El consumidor de literatura está, sin embargo, muy atento. No compra en masa el chiche nuevo, pero espía su evolución. Y es que el hábito digital hace que cada vez resulte más complicado leer a la antigua usanza. «Cuando veo libros es como mirar una tecnología obsoleta», decía no hace mucho James Tracy, el director de la Cushing Academy, en un reportaje en The Boston Globe. Y parece ser cierto: las nuevas generaciones de lectores se han acostumbrado al salto, al hipertexto, a procrastinar, a manejar tres o cinco ideas al mismo tiempo. Regresar al libro plano, unidireccional, es como volver a encender el fuego con una piedra y un palito. En ocasiones me ocurre a mí también, sobre todo con libros muy gordos. En la novela que leo ahora hay miles de notas al pie y repeticiones argumentales. Lleva un apéndice al final, con las biografías de todos los autores a los que se hace referencia en el corpus. Cada vez que necesito conocer un dato debo poner el señalador, cerrar el libro (voluminoso, ya ajado), manipularlo con fuerza y revisar las páginas finales. Me siento un Neanderthal curioso y frustrado. A veces me da la sensación de que determinada idea ya fue expuesta ocho capítulos atrás, pero es imposible buscar la fuente: hay que hacerlo a mano, página a página.
Entre las múltiples razones sobre la tardanza del ebook, hay una muy clara: las editoriales no quieren correr la misma suerte que las discográficas. Los grandes grupos editores les ponen palos en la rueda a los proyectos electrónicos porque todavía no descubrieron de qué forma ganarán dinero cuando la materia escrita sea intangible (como ya lo es la música, como ya lo es el cine). ¡Qué felices eran los directivos de la RCA Victor cuando los discos eran de pasta o de vinilo, cuando el que quería escuchar una canción tenía que comprarse el long play entero! ¡Con qué amor fumaban sus habanos y contaban los billetes!

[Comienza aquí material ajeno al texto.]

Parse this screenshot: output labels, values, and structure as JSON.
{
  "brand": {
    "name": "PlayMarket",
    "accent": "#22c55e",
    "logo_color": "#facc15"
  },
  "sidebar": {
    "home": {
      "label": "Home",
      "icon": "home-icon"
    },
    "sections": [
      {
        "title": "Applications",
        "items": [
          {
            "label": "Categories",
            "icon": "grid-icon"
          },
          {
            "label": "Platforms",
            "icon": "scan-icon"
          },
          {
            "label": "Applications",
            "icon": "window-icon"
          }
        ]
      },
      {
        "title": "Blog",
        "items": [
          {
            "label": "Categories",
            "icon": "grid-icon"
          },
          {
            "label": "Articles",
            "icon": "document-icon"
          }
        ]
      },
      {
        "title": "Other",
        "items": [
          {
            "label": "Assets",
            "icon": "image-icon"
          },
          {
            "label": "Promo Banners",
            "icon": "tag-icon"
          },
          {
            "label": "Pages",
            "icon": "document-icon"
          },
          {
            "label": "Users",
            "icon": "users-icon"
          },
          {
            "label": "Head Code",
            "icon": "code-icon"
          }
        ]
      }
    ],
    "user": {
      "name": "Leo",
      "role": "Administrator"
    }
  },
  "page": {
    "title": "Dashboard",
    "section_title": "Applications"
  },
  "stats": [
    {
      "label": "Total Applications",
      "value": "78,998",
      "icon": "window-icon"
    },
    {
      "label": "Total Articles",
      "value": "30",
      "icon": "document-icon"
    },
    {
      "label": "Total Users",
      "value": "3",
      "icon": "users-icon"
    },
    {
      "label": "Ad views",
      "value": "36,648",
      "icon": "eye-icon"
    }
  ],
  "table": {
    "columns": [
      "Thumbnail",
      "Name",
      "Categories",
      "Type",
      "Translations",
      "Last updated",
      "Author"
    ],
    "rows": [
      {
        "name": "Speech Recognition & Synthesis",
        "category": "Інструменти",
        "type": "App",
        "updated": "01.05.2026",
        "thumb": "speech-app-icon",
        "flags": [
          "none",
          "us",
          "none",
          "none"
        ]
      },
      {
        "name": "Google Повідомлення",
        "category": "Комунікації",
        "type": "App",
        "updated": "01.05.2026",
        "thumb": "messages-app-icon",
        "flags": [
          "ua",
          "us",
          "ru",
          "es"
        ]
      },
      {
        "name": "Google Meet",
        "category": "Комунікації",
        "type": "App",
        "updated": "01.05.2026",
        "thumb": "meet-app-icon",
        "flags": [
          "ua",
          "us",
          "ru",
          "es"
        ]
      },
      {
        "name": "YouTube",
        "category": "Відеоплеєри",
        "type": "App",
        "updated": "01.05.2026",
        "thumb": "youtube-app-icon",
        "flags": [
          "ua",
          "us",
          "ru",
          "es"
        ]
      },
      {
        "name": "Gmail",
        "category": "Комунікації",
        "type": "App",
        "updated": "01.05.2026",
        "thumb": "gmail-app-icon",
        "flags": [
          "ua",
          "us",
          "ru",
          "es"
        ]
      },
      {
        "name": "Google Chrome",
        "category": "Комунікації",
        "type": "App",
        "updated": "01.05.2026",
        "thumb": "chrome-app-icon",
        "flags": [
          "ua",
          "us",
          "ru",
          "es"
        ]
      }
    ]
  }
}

Ahora la música es un intangible. Nadie la ve, no viene en cajita. Son datos invisibles que pasan de mano en mano, de oreja a oreja, sin que nadie pueda cobrar peaje. El cine también ha cambiado, tampoco viene en cajita. El único ámbito de la cultura popular que todavía sigue unido al packaging es el libro. Y el temor a que la cajita nos resulte obsoleta les pone los pelos de punta a los intermediarios de la cultura. Hace treinta años el gran enemigo del capitalismo eran los comunistas. Ahora son los intangibles.